O documentário O homem que viu Zé Limeira, produzido pela TV Senado, mostra os caminhos, a vida e a obra de Limeira a partir das pesquisas e vivência de Tejo, com saborosos recheios de poesia e passagens hilárias sobre as fantasias criadas por ele. Veja o documentário abaixo, disponível no Youtube.
Todo admirador do legado de Limeira é suspeito para falar sobre o que leu ou ouviu falar das suas construções porque fogem de tudo aquilo que caberia no estilo popular, mesmo com os cordéis e outros elementos da cultura das feiras narrando invenções, loucuras e fatos nunca comprovados. O cérebro dele era uma máquina de criar coisas, distorcer, fabricar neologismos, inventar fatos, misturar, bater, confrontar e dar a volta – desde que terminasse numa rima.

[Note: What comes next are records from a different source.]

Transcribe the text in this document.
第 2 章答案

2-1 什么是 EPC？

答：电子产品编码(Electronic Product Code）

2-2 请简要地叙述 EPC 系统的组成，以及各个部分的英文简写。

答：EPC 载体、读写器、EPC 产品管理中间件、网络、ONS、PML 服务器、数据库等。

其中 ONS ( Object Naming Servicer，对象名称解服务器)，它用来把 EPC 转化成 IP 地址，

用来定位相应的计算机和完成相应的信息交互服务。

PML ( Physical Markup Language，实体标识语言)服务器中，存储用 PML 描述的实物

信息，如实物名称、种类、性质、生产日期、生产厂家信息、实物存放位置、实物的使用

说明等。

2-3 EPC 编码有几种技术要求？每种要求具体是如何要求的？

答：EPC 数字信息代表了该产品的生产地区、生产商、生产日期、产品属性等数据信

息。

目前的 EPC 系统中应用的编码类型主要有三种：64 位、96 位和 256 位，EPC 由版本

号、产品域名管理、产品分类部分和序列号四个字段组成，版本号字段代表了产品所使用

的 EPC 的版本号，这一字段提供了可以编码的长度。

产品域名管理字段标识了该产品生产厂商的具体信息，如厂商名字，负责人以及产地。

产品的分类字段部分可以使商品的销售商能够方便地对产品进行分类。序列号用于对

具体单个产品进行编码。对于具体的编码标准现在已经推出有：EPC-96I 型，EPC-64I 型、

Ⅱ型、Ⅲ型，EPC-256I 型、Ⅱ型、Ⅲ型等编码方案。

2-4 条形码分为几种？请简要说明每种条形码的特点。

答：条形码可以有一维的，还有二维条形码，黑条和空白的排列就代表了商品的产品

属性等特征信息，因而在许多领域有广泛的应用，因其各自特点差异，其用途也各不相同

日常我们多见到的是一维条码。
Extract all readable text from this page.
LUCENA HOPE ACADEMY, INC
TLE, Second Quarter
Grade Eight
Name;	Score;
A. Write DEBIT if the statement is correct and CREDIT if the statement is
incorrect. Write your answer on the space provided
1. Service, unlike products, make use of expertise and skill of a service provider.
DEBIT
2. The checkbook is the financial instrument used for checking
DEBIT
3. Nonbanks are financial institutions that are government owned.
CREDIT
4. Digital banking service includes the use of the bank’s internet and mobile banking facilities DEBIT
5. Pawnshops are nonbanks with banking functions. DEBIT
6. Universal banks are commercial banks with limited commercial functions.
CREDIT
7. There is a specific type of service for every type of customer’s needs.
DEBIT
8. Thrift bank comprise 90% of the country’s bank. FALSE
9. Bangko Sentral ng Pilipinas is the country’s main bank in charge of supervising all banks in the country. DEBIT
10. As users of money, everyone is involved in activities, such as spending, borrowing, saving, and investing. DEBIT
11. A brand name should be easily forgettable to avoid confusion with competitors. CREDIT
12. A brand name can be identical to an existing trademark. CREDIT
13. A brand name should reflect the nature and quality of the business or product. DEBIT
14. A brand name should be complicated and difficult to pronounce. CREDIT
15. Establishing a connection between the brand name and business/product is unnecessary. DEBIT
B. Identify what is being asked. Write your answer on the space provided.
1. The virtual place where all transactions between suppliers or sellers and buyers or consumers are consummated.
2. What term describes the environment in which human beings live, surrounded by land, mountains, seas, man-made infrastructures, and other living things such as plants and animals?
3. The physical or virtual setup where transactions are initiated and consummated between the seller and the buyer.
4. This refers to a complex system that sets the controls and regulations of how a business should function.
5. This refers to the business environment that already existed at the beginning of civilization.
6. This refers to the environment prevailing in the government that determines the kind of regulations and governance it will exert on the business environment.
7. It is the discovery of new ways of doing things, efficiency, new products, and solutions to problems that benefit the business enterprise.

Não vou repetir aqui seus clássicos versos celebrizados por Tejo, pois a internet tem milhares deles compilados. Mas não deixo de lembrar que o cantor e compositor Zé Ramalho, cordelista de origem e paraibano como Limeira, não resistiu também aos encantos da criatura inventiva teixeirense e gravou a música pouco conhecida Visões de Zé Limeira sobre o final do século XX, como se fosse o próprio lhe soprando aos ouvidos. Veja a gravação aqui.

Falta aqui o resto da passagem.